How to calculate the gradient when using fixed-weight filters in multiple branches?

Miffy · October 4, 2023, 12:57pm

Recently, I have been implementing a paper at https://www.sciencedirect.com/science/article/pii/S0893608019301315.
The paper describes a branched CNN architecture in which the authors use fixed-weight filters after the general convolution layer to obtain additional feature maps.
They mention in the paper that during backpropagation, the gradients of these feature maps (including the original feature map) are in an accumulative state.

I have created a simple architecture diagram as follows.

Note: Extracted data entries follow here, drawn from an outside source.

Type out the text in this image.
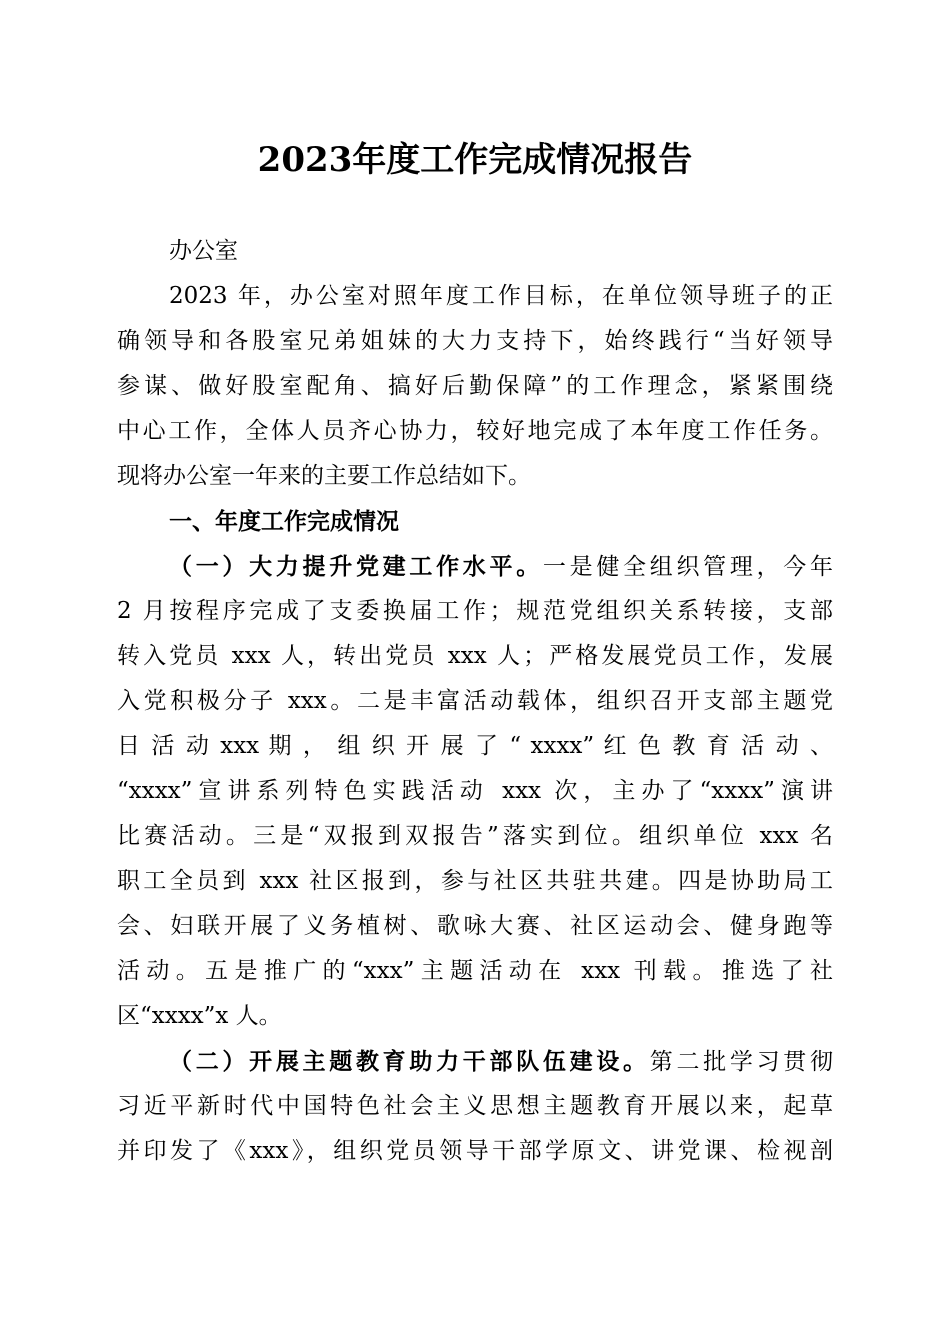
2023年度工作完成情况报告
办公室
2023 年，办公室对照年度工作目标，在单位领导班子的正
确领导和各股室兄弟姐妹的大力支持下，始终践行“当好领导
参谋、做好股室配角、搞好后勤保障”的工作理念，紧紧围绕
中心工作，全体人员齐心协力，较好地完成了本年度工作任务。
现将办公室一年来的主要工作总结如下。
一、年度工作完成情况
（一）大力提升党建工作水平。一是健全组织管理，今年
2 月按程序完成了支委换届工作；规范党组织关系转接，支部
转入党员 xxx 人，转出党员 xxx 人；严格发展党员工作，发展
入党积极分子 xxx。二是丰富活动载体，组织召开支部主题党
日 活 动 xxx 期 ， 组 织 开 展 了 “ xxxx” 红 色 教 育 活 动 、
“xxxx”宣讲系列特色实践活动 xxx 次，主办了“xxxx”演讲
比赛活动。三是“双报到双报告”落实到位。组织单位 xxx 名
职工全员到 xxx 社区报到，参与社区共驻共建。四是协助局工
会、妇联开展了义务植树、歌咏大赛、社区运动会、健身跑等
活动。五是推广的“xxx”主题活动在 xxx 刊载。推选了社
区“xxxx”x 人。
（二）开展主题教育助力干部队伍建设。第二批学习贯彻
习近平新时代中国特色社会主义思想主题教育开展以来，起草
并印发了《xxx》，组织党员领导干部学原文、讲党课、检视剖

It’s not a very complex structure, but I am puzzled about how backpropagation works in this context.

ps.“Cat” means concatenate!

I know that Pytorch can automatically compute gradients and perform backpropagation by using .backward(), but do I need to add any specific instructions, or will Pytorch automatically handle the accumulative part for the original feature maps and additional feature maps for me?

Thank you very much for your responses!

ptrblck · October 4, 2023, 7:36pm

I don’t fully understand this statement since feature maps (assuming these refer to forward activations) are created for each new input in the forward pass and will thus not accumulate gradients. Trainable parameters will accumulate gradients in their .grad attribute, but you’ve also mentioned that the weight is fixed, so I assume it’s not trainable.

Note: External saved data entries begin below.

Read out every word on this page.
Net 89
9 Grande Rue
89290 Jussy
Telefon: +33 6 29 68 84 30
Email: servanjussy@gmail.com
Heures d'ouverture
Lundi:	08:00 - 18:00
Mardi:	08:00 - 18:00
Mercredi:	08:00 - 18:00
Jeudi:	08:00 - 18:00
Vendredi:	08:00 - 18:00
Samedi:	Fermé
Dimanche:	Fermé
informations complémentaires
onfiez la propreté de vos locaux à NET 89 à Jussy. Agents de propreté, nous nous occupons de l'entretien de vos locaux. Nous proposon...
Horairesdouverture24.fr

Miffy · October 5, 2023, 4:46am

Dear ptrblck,

I think that during backpropagation, the original feature maps are generated by the convolution layer, so the architecture I mentioned above can only update the convolution layer’s filter weights and the three fc layers during backpropagation.

I think there was something wrong with my previous statement, and I’d like to clarify by referring to the original text of the paper.

I think the original text shows that the error which is propagated to the original feature maps, includes the error from the additional feature maps, and the error is equal to the gradient, so the authors use the title Accumulative back-propagation.
That is my understanding, but I’m not sure if it is correct.

And, if my understanding is correct, will Pytorch automatically do the “accumulative back-propagation” for me or I should do it by myself?